Fatty acid oxidation

FAO-dependent mitochondrial respiration in fibres was measured using palmitoylcarnitine (10 µM) and 0.1 mM malate as substrates. ADP was added to a concentration of 5 mM to assess respiration in the OXPHOS state. Pyruvate (5 mM, CI substrate, NADH (N)-pathway) and additional malate (to a final concentration of 2 mM) were then added to reconstitute FN pathway-linked respiration. Then, proline (5mM), succinate (10 mM) and glycerol-3-phosphate (15 mM) were subsequently added to the chamber to measure FNProDH-, FNSProDH- and FNSProDHGp-pathway-linked respiration rates. Next, the inhibitors rotenone and malonate were added to determine SProDHGp- and ProDHGp-linked respiration rates in the OXPHOS state. Antimycin A was added to determine non-mitochondrial residual oxygen consumption (ROX).

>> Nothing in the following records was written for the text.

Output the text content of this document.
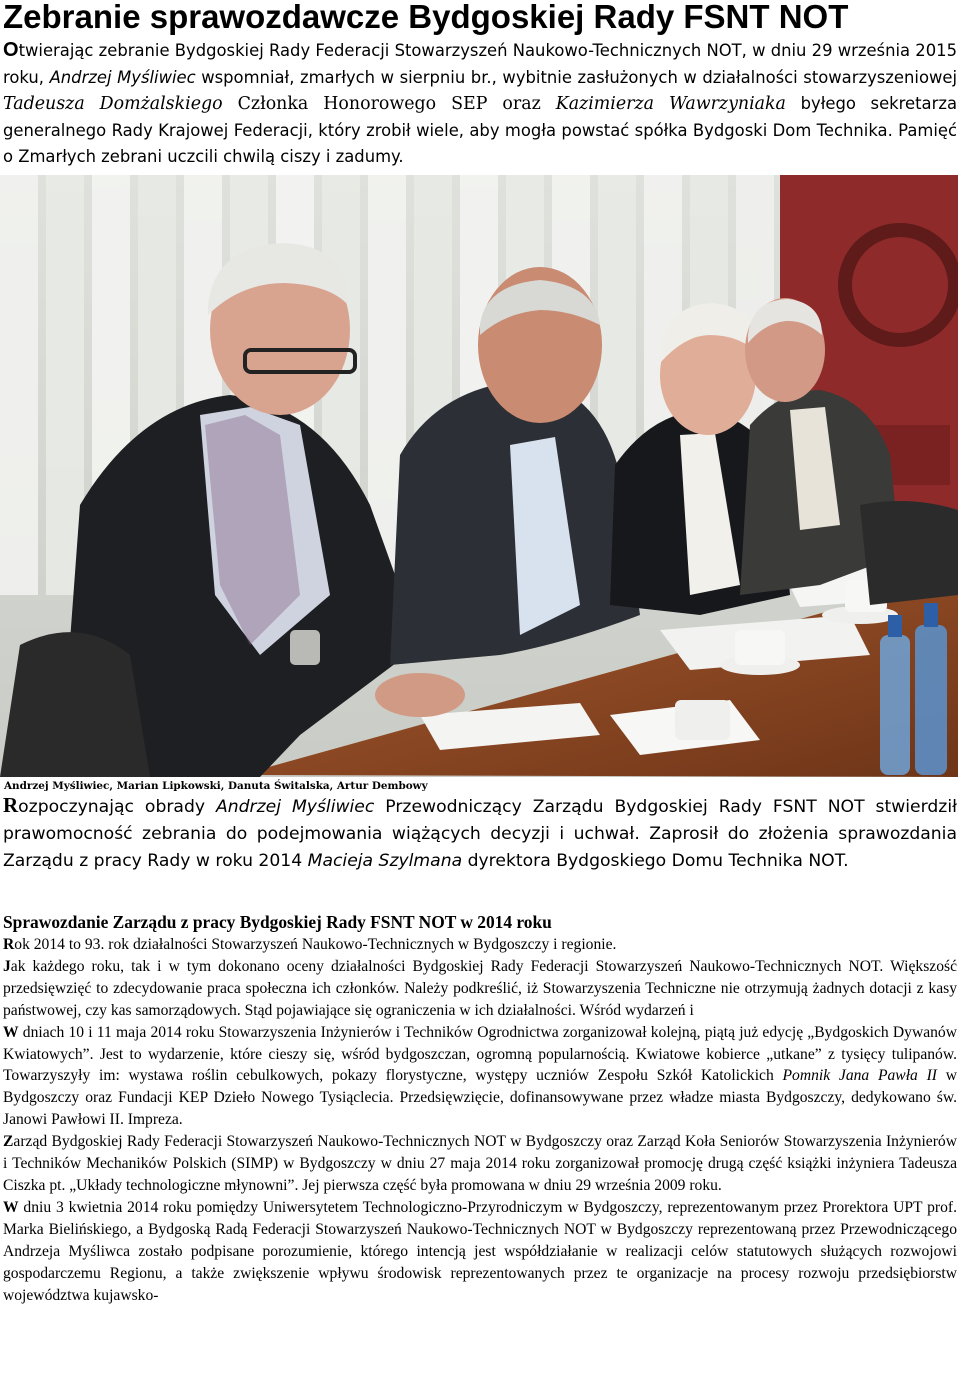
Zebranie sprawozdawcze Bydgoskiej Rady FSNT NOT

Otwierając zebranie Bydgoskiej Rady Federacji Stowarzyszeń Naukowo-Technicznych NOT, w dniu 29 września 2015 roku, Andrzej Myśliwiec wspomniał, zmarłych w sierpniu br., wybitnie zasłużonych w działalności stowarzyszeniowej Tadeusza Domżalskiego Członka Honorowego SEP oraz Kazimierza Wawrzyniaka byłego sekretarza generalnego Rady Krajowej Federacji, który zrobił wiele, aby mogła powstać spółka Bydgoski Dom Technika. Pamięć o Zmarłych zebrani uczcili chwilą ciszy i zadumy.

Andrzej Myśliwiec, Marian Lipkowski, Danuta Świtalska, Artur Dembowy

Rozpoczynając obrady Andrzej Myśliwiec Przewodniczący Zarządu Bydgoskiej Rady FSNT NOT stwierdził prawomocność zebrania do podejmowania wiążących decyzji i uchwał. Zaprosił do złożenia sprawozdania Zarządu z pracy Rady w roku 2014 Macieja Szylmana dyrektora Bydgoskiego Domu Technika NOT.

Sprawozdanie Zarządu z pracy Bydgoskiej Rady FSNT NOT w 2014 roku

Rok 2014 to 93. rok działalności Stowarzyszeń Naukowo-Technicznych w Bydgoszczy i regionie.

Jak każdego roku, tak i w tym dokonano oceny działalności Bydgoskiej Rady Federacji Stowarzyszeń Naukowo-Technicznych NOT. Większość przedsięwzięć to zdecydowanie praca społeczna ich członków. Należy podkreślić, iż Stowarzyszenia Techniczne nie otrzymują żadnych dotacji z kasy państwowej, czy kas samorządowych. Stąd pojawiające się ograniczenia w ich działalności. Wśród wydarzeń i

W dniach 10 i 11 maja 2014 roku Stowarzyszenia Inżynierów i Techników Ogrodnictwa zorganizował kolejną, piątą już edycję „Bydgoskich Dywanów Kwiatowych”. Jest to wydarzenie, które cieszy się, wśród bydgoszczan, ogromną popularnością. Kwiatowe kobierce „utkane” z tysięcy tulipanów. Towarzyszyły im: wystawa roślin cebulkowych, pokazy florystyczne, występy uczniów Zespołu Szkół Katolickich Pomnik Jana Pawła II w Bydgoszczy oraz Fundacji KEP Dzieło Nowego Tysiąclecia. Przedsięwzięcie, dofinansowywane przez władze miasta Bydgoszczy, dedykowano św. Janowi Pawłowi II. Impreza.

Zarząd Bydgoskiej Rady Federacji Stowarzyszeń Naukowo-Technicznych NOT w Bydgoszczy oraz Zarząd Koła Seniorów Stowarzyszenia Inżynierów i Techników Mechaników Polskich (SIMP) w Bydgoszczy w dniu 27 maja 2014 roku zorganizował promocję drugą część książki inżyniera Tadeusza Ciszka pt. „Układy technologiczne młynowni”. Jej pierwsza część była promowana w dniu 29 września 2009 roku.

W dniu 3 kwietnia 2014 roku pomiędzy Uniwersytetem Technologiczno-Przyrodniczym w Bydgoszczy, reprezentowanym przez Prorektora UPT prof. Marka Bielińskiego, a Bydgoską Radą Federacji Stowarzyszeń Naukowo-Technicznych NOT w Bydgoszczy reprezentowaną przez Przewodniczącego Andrzeja Myśliwca zostało podpisane porozumienie, którego intencją jest współdziałanie w realizacji celów statutowych służących rozwojowi gospodarczemu Regionu, a także zwiększenie wpływu środowisk reprezentowanych przez te organizacje na procesy rozwoju przedsiębiorstw województwa kujawsko-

To determine the contribution of each substrate to the respiration rate as well as the OXPHOS and ET coupling efficiencies, the flux control factor was calculated as follows:

$$1-\frac{Resp.rate\,before\,the\,addition}{Resp.rate\,after\,the\,addition}.$$

Statistical analysis

Data obtained from each experiment was first checked for normality using the Shapiro–Wilk test. If the data is normally distributed, a parametric test was used. If the data is not normally distributed, a non-parametric test is used. Accordingly, for non-normally distributed data the statistical significance was calculated with a nonparametric analysis using the Kruskal‒Wallis test followed by the Dunn test for multiple comparisons in Figs. 1D,F,G. For normally distributed data, one-way ANOVA with Bonferroni's multiple comparisons test was used in Fig. 1E and supplementary Figs. 1 and 2. A Student t-test was used in Figs. 2 and 3 to calculate the significance difference.